ANNEX
BETTER REGULATIONEU
GOLD PLATING
The Definition of Waste
We are concerned at differences of interpretation
across EU member states with regards to the Definition of wastes.
Including; Waste shipment regulations (Transfrontier Shipment
of waste regulations (TFS)(1994)) and the Waste Incineration directive.
This affects a wide range of chemical manufacturing businesses.
It has led to differing practices between member
states on the question of when a waste ceases to be a waste and
becomes a resource once more. Consequently this has led to certain
materials being classified as hazardous waste in one member state
whereas in another member state, the material may not even be
defined as a waste at all. In the UK chemicals industry, the impact
of this lack of clarity and lack of level playing field is having
a marked effect on a number of manufacturing sites.
For example one of our members has reported
that his site has to comply with the EU Waste shipment regulations
(Transfrontier Shipment of waste regulations (TFS)(1994)) in order
to export a material produced on site and that will be directly
used as a raw material in another chemical process in Belgium.
This arises from the fact that the Environment Agency has categorised
this material as "waste'. Compliance with TFS requires the
producer to send notifications of shipments of waste to the competent
national Authorities, which have then to approve it, prior shipment.

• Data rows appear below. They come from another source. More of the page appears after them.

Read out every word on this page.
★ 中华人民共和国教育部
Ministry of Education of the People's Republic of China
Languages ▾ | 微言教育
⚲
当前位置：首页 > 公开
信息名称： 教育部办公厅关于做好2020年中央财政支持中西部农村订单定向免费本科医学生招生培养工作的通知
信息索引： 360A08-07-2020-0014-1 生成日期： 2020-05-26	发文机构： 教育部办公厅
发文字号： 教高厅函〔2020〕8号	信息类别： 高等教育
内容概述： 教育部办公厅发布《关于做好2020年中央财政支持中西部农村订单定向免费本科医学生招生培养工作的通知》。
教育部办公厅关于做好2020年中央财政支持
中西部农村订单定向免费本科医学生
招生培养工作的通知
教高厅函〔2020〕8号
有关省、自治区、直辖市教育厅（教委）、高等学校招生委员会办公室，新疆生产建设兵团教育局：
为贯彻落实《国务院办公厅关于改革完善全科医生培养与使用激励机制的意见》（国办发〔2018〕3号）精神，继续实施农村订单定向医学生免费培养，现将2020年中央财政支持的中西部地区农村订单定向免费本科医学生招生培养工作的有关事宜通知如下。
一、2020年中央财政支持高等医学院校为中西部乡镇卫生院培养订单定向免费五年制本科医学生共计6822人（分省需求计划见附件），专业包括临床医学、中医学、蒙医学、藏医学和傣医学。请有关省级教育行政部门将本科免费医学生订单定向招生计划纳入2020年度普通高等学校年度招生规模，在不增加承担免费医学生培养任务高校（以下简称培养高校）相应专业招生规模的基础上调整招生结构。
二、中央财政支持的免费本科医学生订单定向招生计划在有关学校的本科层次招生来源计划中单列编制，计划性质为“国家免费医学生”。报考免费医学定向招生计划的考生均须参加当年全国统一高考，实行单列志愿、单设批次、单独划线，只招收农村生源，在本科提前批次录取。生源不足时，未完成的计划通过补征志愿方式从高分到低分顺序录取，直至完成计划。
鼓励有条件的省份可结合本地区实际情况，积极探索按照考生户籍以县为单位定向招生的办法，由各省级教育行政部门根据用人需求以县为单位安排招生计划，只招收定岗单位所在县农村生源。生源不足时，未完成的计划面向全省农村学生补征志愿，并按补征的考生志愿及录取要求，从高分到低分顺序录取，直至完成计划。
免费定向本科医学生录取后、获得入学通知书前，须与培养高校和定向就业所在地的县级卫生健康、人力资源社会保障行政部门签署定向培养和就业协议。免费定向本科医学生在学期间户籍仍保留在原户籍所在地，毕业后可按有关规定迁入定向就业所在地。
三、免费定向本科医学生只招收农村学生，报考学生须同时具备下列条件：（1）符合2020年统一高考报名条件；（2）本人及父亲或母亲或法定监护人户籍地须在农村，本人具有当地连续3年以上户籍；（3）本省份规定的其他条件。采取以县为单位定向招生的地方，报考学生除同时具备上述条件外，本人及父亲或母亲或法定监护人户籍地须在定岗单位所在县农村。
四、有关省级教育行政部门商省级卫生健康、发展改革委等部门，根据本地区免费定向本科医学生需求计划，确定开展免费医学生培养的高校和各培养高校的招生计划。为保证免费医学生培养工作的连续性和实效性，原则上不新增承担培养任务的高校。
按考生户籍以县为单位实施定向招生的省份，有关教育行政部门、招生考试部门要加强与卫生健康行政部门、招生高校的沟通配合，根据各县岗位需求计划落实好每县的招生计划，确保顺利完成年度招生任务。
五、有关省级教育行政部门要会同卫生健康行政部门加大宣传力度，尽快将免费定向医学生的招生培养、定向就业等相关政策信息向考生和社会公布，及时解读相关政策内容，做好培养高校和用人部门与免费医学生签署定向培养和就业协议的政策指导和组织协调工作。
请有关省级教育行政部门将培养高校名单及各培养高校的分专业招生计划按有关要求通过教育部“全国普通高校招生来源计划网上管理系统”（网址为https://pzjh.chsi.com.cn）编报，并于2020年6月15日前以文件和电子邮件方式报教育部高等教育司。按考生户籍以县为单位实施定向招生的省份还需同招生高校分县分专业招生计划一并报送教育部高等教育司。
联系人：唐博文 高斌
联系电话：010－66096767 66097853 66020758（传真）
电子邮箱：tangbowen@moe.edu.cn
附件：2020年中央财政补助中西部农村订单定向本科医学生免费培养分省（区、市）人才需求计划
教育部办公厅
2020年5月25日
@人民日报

In England and Wales this procedure incurs a substantial fee for
the exporter coupled with a delay for process by the EA that can
last up to three months. We have evidence that the same material
produced under similar conditions in France is not categorised
as waste by the French Authorities and hence the producer does
not have to comply with the EU Waste shipment regulations in order
to export the material to Belgium.
Another example relates to compliance with the
Waste Incineration directive (WID). One of our members operates
a process producing a well-characterised single waste stream that
can be recycled to produce the raw material for the main process.
The recycling operation, which is proven environmentally and economically
sustainable, includes an incineration step. Article 11 of the
Council directive 91/156/EEC amending 75/442/EEC (WID) states
that installations that carry out waste recovery in accordance
with article 4 (not endangering human health and the environment)
are exempted from the Directive. The regulators first agreed that
the recycling operation falls under this description and therefore
should be exempted from WID. However Defra did not retained this
interpretation and concluded that because the recycling operation
includes an irreversible molecular change to the waste stream
then WID would apply to the thermal treatment stage of the process.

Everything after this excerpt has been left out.